Che le Olimpiadi di Rio 2016 non siano in pericolo, nonostante l'allarme dell'Organizzazione Sanitaria Mondiale sul virus Zika, lo ha confermato il presidente del Comitato Organizzativo dei Giochi Carlos Arthur Nuzman, assicurando che "Il Brasile ha già preso provvedimenti, è tutto sotto controllo". Di fatto, però, la propagazione del virus che ha colpito il Paese latinoamericano sta già influenzando i Giochi in programma dal 5 al 21 agosto: nelle vendite dei biglietti, per l'esattezza, crollate da gennaio a metà febbraio quando Zika ha iniziato a richiamare l'attenzione internazionale.

A sostenerlo è Ticketbis, piattaforma di compravendita di tagliandi online, spiegando però come la vendita di biglietti sia già in ripresa: "Dallo scorso ottobre fino a gennaio - spiega Ticketbis -, il portale aveva registrato un aumento settimanale nelle vendite pari all'8,85%, mentre dalla seconda metà di gennaio i proventi della vendita di biglietti sono caduti del 56,4%, tendenza in discesa fino alla prima metà del mese di febbraio.
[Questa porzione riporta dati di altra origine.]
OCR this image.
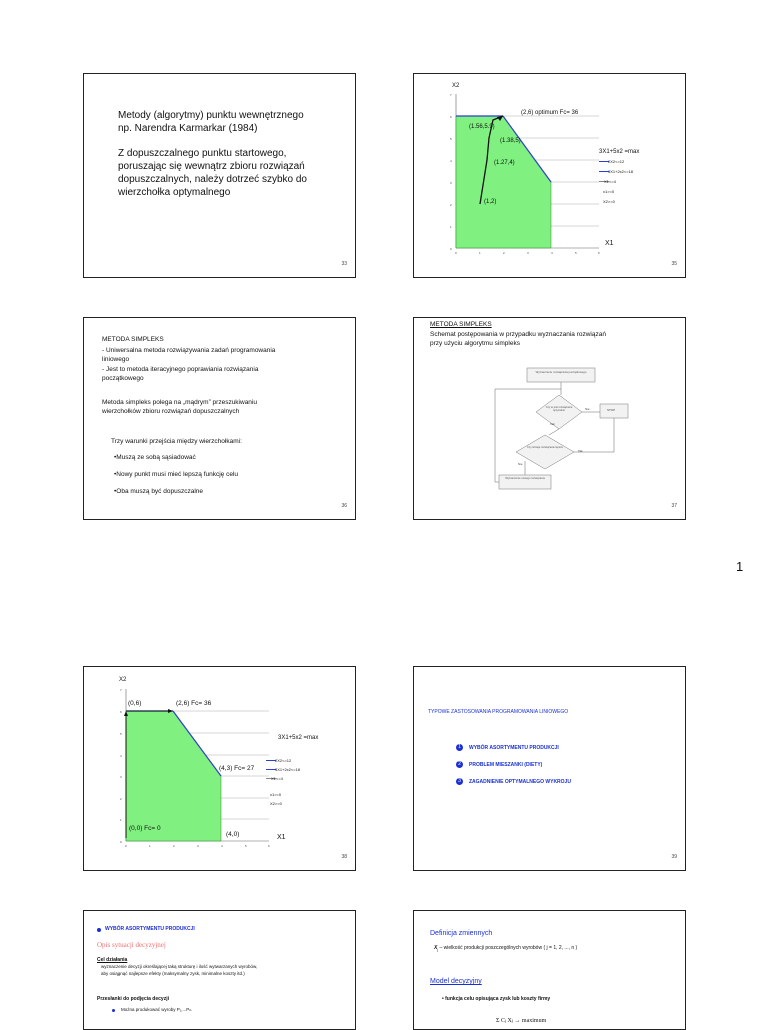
1
Metody (algorytmy) punktu wewnętrznego
np. Narendra Karmarkar (1984)
Z dopuszczalnego punktu startowego,
poruszając się wewnątrz zbioru rozwiązań
dopuszczalnych, należy dotrzeć szybko do
wierzchołka optymalnego
33
0
1
2
3
4
5
6
7
0	1	2	3	4	5	6
X2
X1
(2,6) optimum Fc= 36
(1.56,5.9)
(1.38,5)
(1.27,4)
(1,2)
3X1+5x2 =max
2X2<=12
3X1+2x2<=18
X1<=4
x1>=0
X2>=0
35
METODA SIMPLEKS
- Uniwersalna metoda rozwiązywania zadań programowania
liniowego
- Jest to metoda iteracyjnego poprawiania rozwiązania
początkowego
Metoda simpleks polega na „mądrym” przeszukiwaniu
wierzchołków zbioru rozwiązań dopuszczalnych
Trzy warunki przejścia między wierzchołkami:
•Muszą ze sobą sąsiadować
•Nowy punkt musi mieć lepszą funkcję celu
•Oba muszą być dopuszczalne
36
METODA SIMPLEKS
Schemat postępowania w przypadku wyznaczania rozwiązań
przy użyciu algorytmu simpleks
Wyznaczenie rozwiązania początkowego
Czy to jest rozwiązanie optymalne	Nie
Tak
STOP
Czy istnieje rozwiązanie lepsze
Tak
Nie
Wyznaczenie nowego rozwiązania
37
0
1
2
3
4
5
6
7
0	1	2	3	4	5	6
X2
X1
(0,6)	(2,6) Fc= 36
(4,3) Fc= 27
(0,0) Fc= 0
(4,0)
3X1+5x2 =max
2X2<=12
3X1+2x2<=18
X1<=4
x1>=0
X2>=0
38
TYPOWE ZASTOSOWANIA PROGRAMOWANIA LINIOWEGO
1	WYBÓR ASORTYMENTU PRODUKCJI
2	PROBLEM MIESZANKI (DIETY)
3	ZAGADNIENIE OPTYMALNEGO WYKROJU
39
WYBÓR ASORTYMENTU PRODUKCJI
Opis sytuacji decyzyjnej
Cel działania
wyznaczenie decyzji określającej taką strukturę i ilość wytwarzanych wyrobów,
aby osiągnąć najlepsze efekty (maksymalny zysk, minimalne koszty itd.)
Przesłanki do podjęcia decyzji
Można produkować wyroby P₁,...Pₙ.
Definicja zmiennych
$X_j$ – wielkość produkcji poszczególnych wyrobów ( j = 1, 2, ..., n )
Model decyzyjny
• funkcja celu opisująca zysk lub koszty firmy
Σ Cⱼ Xⱼ → maximum
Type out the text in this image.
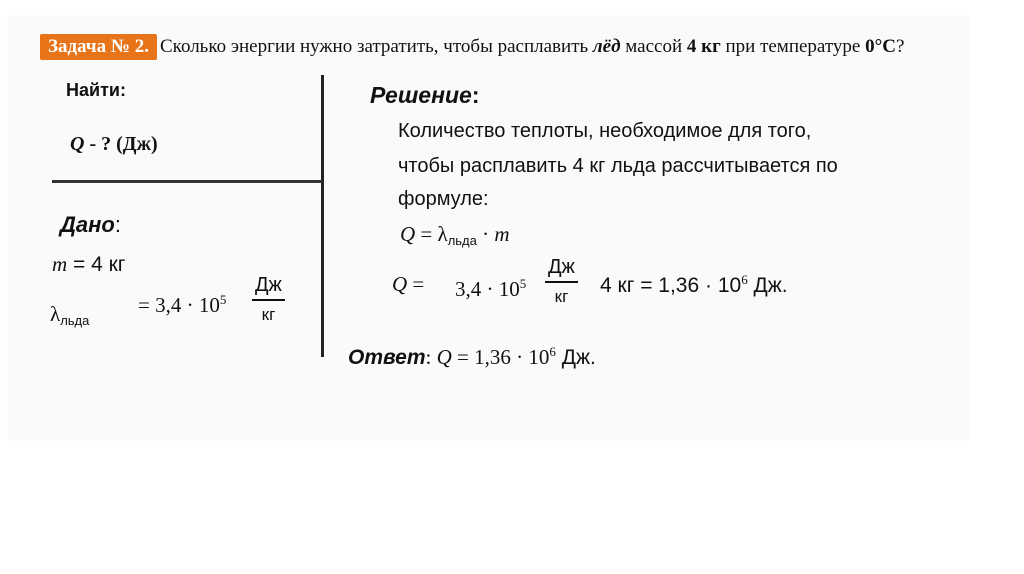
Задача № 2. Сколько энергии нужно затратить, чтобы расплавить лёд массой 4 кг при температуре 0°С?
Найти:
Q - ? (Дж)
Дано:
m = 4 кг
λльда
= $3,4 \cdot 10^5$
Дж
кг
Решение:
Количество теплоты, необходимое для того,
чтобы расплавить 4 кг льда рассчитывается по
формуле:
Q = λльда · m
$Q = 3,4 \cdot 10^5$
Дж
кг 4 кг = $1,36 \cdot 10^6$ Дж.
Ответ: $Q = 1,36 \cdot 10^6$ Дж.
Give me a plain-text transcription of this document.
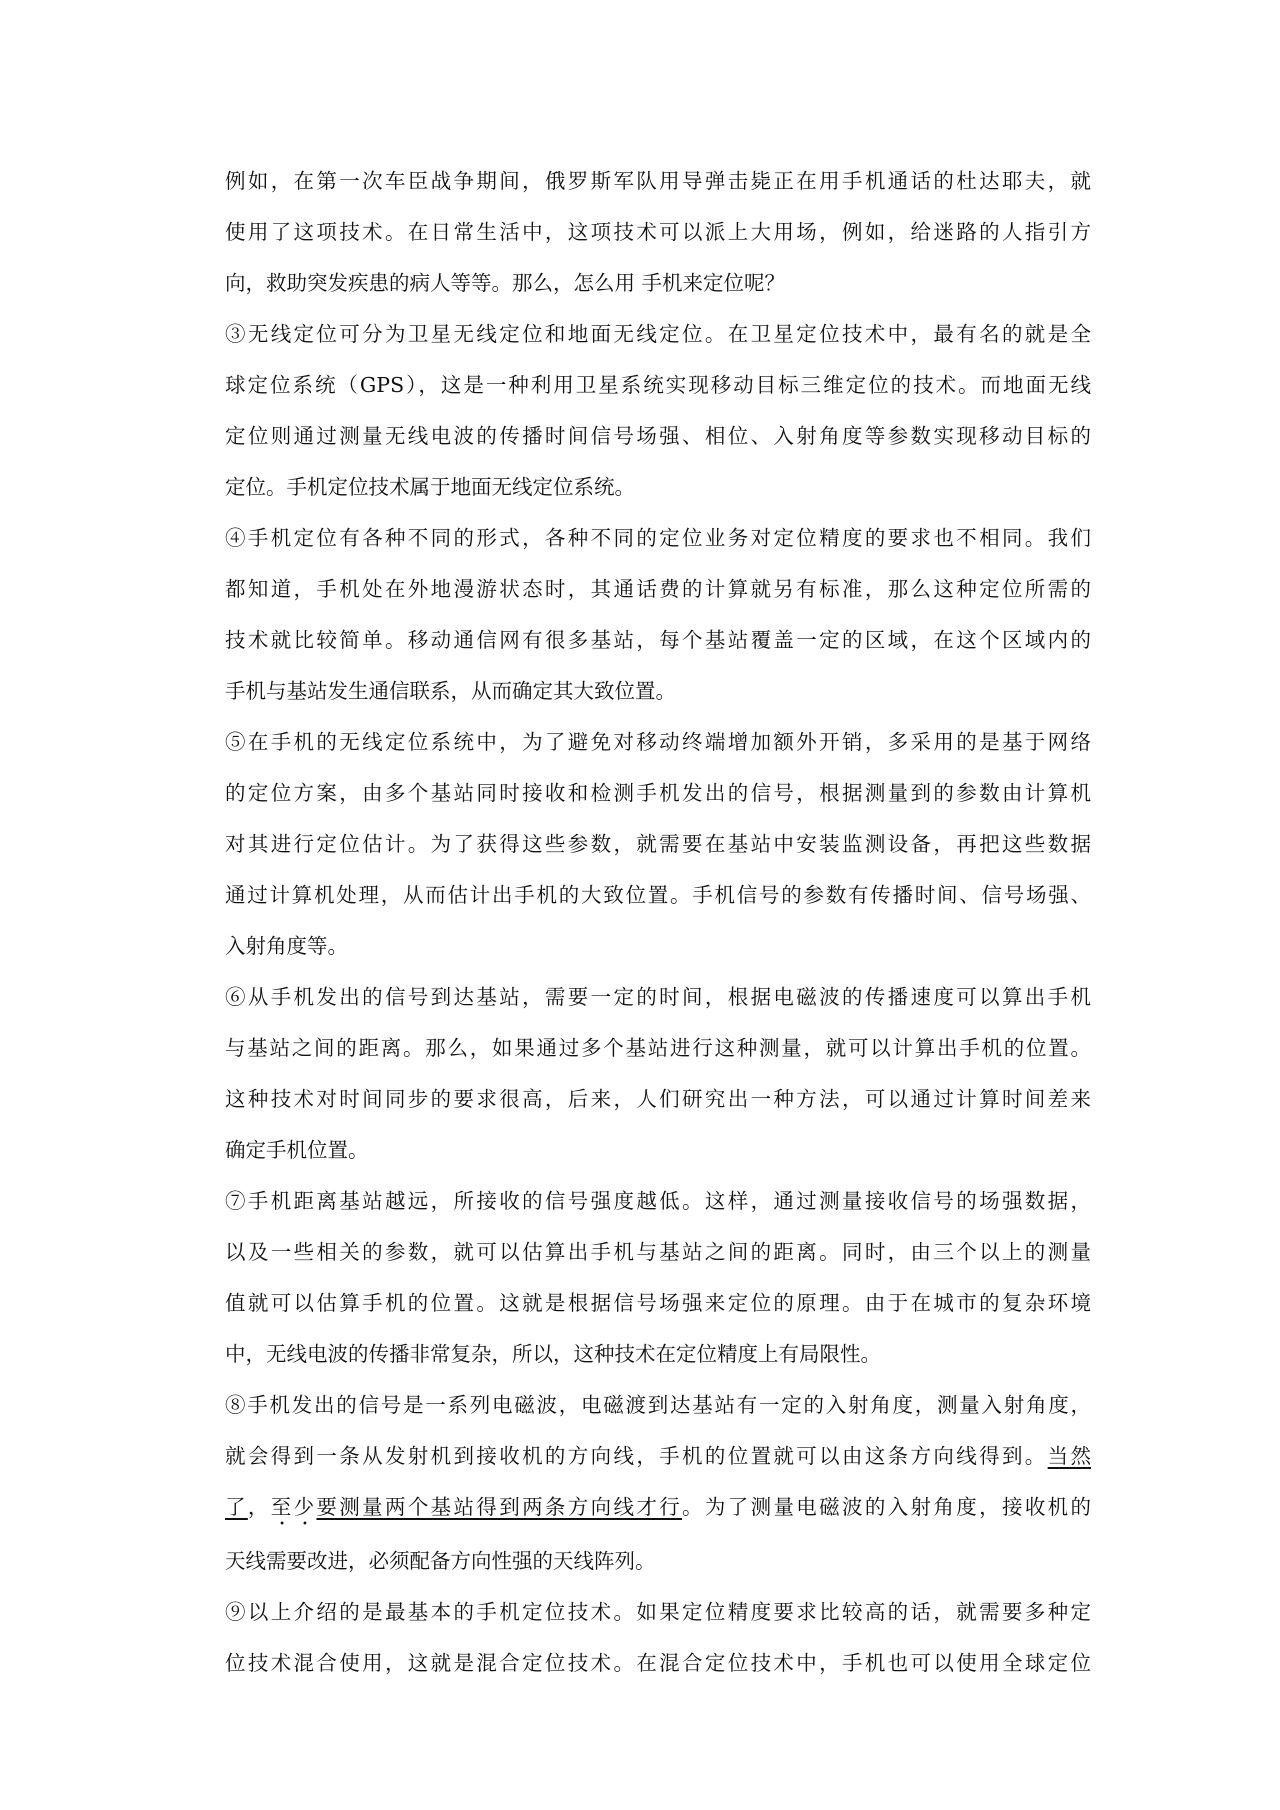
例如，在第一次车臣战争期间，俄罗斯军队用导弹击毙正在用手机通话的杜达耶夫，就
使用了这项技术。在日常生活中，这项技术可以派上大用场，例如，给迷路的人指引方
向，救助突发疾患的病人等等。那么，怎么用 手机来定位呢？
③无线定位可分为卫星无线定位和地面无线定位。在卫星定位技术中，最有名的就是全
球定位系统（GPS），这是一种利用卫星系统实现移动目标三维定位的技术。而地面无线
定位则通过测量无线电波的传播时间信号场强、相位、入射角度等参数实现移动目标的
定位。手机定位技术属于地面无线定位系统。
④手机定位有各种不同的形式，各种不同的定位业务对定位精度的要求也不相同。我们
都知道，手机处在外地漫游状态时，其通话费的计算就另有标准，那么这种定位所需的
技术就比较简单。移动通信网有很多基站，每个基站覆盖一定的区域，在这个区域内的
手机与基站发生通信联系，从而确定其大致位置。
⑤在手机的无线定位系统中，为了避免对移动终端增加额外开销，多采用的是基于网络
的定位方案，由多个基站同时接收和检测手机发出的信号，根据测量到的参数由计算机
对其进行定位估计。为了获得这些参数，就需要在基站中安装监测设备，再把这些数据
通过计算机处理，从而估计出手机的大致位置。手机信号的参数有传播时间、信号场强、
入射角度等。
⑥从手机发出的信号到达基站，需要一定的时间，根据电磁波的传播速度可以算出手机
与基站之间的距离。那么，如果通过多个基站进行这种测量，就可以计算出手机的位置。
这种技术对时间同步的要求很高，后来，人们研究出一种方法，可以通过计算时间差来
确定手机位置。
⑦手机距离基站越远，所接收的信号强度越低。这样，通过测量接收信号的场强数据，
以及一些相关的参数，就可以估算出手机与基站之间的距离。同时，由三个以上的测量
值就可以估算手机的位置。这就是根据信号场强来定位的原理。由于在城市的复杂环境
中，无线电波的传播非常复杂，所以，这种技术在定位精度上有局限性。
⑧手机发出的信号是一系列电磁波，电磁渡到达基站有一定的入射角度，测量入射角度，
就会得到一条从发射机到接收机的方向线，手机的位置就可以由这条方向线得到。当然
了，至少要测量两个基站得到两条方向线才行。为了测量电磁波的入射角度，接收机的
天线需要改进，必须配备方向性强的天线阵列。
⑨以上介绍的是最基本的手机定位技术。如果定位精度要求比较高的话，就需要多种定
位技术混合使用，这就是混合定位技术。在混合定位技术中，手机也可以使用全球定位
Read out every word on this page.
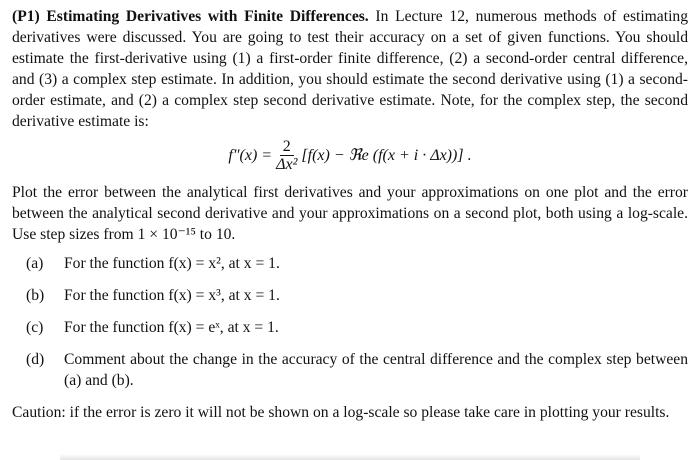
(P1) Estimating Derivatives with Finite Differences. In Lecture 12, numerous methods of estimating derivatives were discussed. You are going to test their accuracy on a set of given functions. You should estimate the first-derivative using (1) a first-order finite difference, (2) a second-order central difference, and (3) a complex step estimate. In addition, you should estimate the second derivative using (1) a second-order estimate, and (2) a complex step second derivative estimate. Note, for the complex step, the second derivative estimate is:

$f''(x) = \frac{2}{\text{Δx²}} [f(x)$ − ℜe (f(x + i · Δx))] .

Plot the error between the analytical first derivatives and your approximations on one plot and the error between the analytical second derivative and your approximations on a second plot, both using a log-scale. Use step sizes from 1 × 10⁻¹⁵ to 10.

(a)	For the function f(x) = x², at x = 1.
(b)	For the function f(x) = x³, at x = 1.
(c)	For the function f(x) = eˣ, at x = 1.
(d)	Comment about the change in the accuracy of the central difference and the complex step between (a) and (b).

Caution: if the error is zero it will not be shown on a log-scale so please take care in plotting your results.
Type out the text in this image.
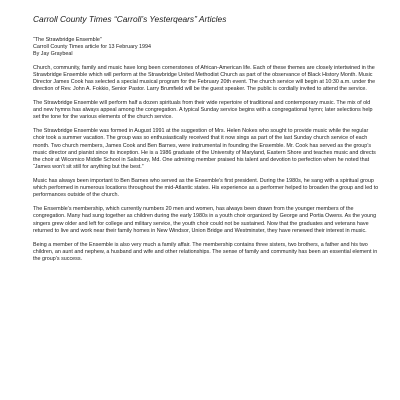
Carroll County Times “Carroll’s Yesterqears” Articles
“The Strawbridge Ensemble”
Carroll County Times article for 13 February 1994
By Jay Graybeal

Church, community, family and music have long been cornerstones of African-American life. Each of these themes are closely intertwined in the Strawbridge Ensemble which will perform at the Strawbridge United Methodist Church as part of the observance of Black History Month. Music Director James Cook has selected a special musical program for the February 20th event. The church service will begin at 10:30 a.m. under the direction of Rev. John A. Fokkio, Senior Pastor. Larry Brumfield will be the guest speaker. The public is cordially invited to attend the service.

The Strawbridge Ensemble will perform half a dozen spirituals from their wide repertoire of traditional and contemporary music. The mix of old and new hymns has always appeal among the congregation. A typical Sunday service begins with a congregational hymn; later selections help set the tone for the various elements of the church service.

The Strawbridge Ensemble was formed in August 1991 at the suggestion of Mrs. Helen Nokes who sought to provide music while the regular choir took a summer vacation. The group was so enthusiastically received that it now sings as part of the last Sunday church service of each month. Two church members, James Cook and Ben Barnes, were instrumental in founding the Ensemble. Mr. Cook has served as the group’s music director and pianist since its inception. He is a 1986 graduate of the University of Maryland, Eastern Shore and teaches music and directs the choir at Wicomico Middle School in Salisbury, Md. One admiring member praised his talent and devotion to perfection when he noted that “James won’t sit still for anything but the best.”

Music has always been important to Ben Barnes who served as the Ensemble’s first president. During the 1980s, he sang with a spiritual group which performed in numerous locations throughout the mid-Atlantic states. His experience as a performer helped to broaden the group and led to performances outside of the church.

The Ensemble’s membership, which currently numbers 20 men and women, has always been drawn from the younger members of the congregation. Many had sung together as children during the early 1980s in a youth choir organized by George and Portia Owens. As the young singers grew older and left for college and military service, the youth choir could not be sustained. Now that the graduates and veterans have returned to live and work near their family homes in New Windsor, Union Bridge and Westminster, they have renewed their interest in music.

Being a member of the Ensemble is also very much a family affair. The membership contains three sisters, two brothers, a father and his two children, an aunt and nephew, a husband and wife and other relationships. The sense of family and community has been an essential element in the group’s success.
I dati coincidono con l'allarme emesso dal Centro per il Controllo e la Prevenzione di Malattie, che invitava a prendere precauzioni quando si viaggia verso paesi come Brasile, Colombia, El Salvador, Guatemala, Haití, Honduras, Messico o Panamá".

"Passato il momento critico dell'epidemia - concludono da Ticketbis -, dal 15 di febbraio ad oggi le vendite mondiali di Ticketbis per per l'evento sono riprese in modo graduale, con una crescita media settimanale del 40% in Italia. Le categorie più gettonate fino ad oggi, sempre secondo dati del nostro portale, sono l'atletica (18,4%), la ginnastica (10,7%) e il basket (9,6%). Seguono hockey su prato, calcio, pallamano, tennis, nuoto, ciclismo ed ippica".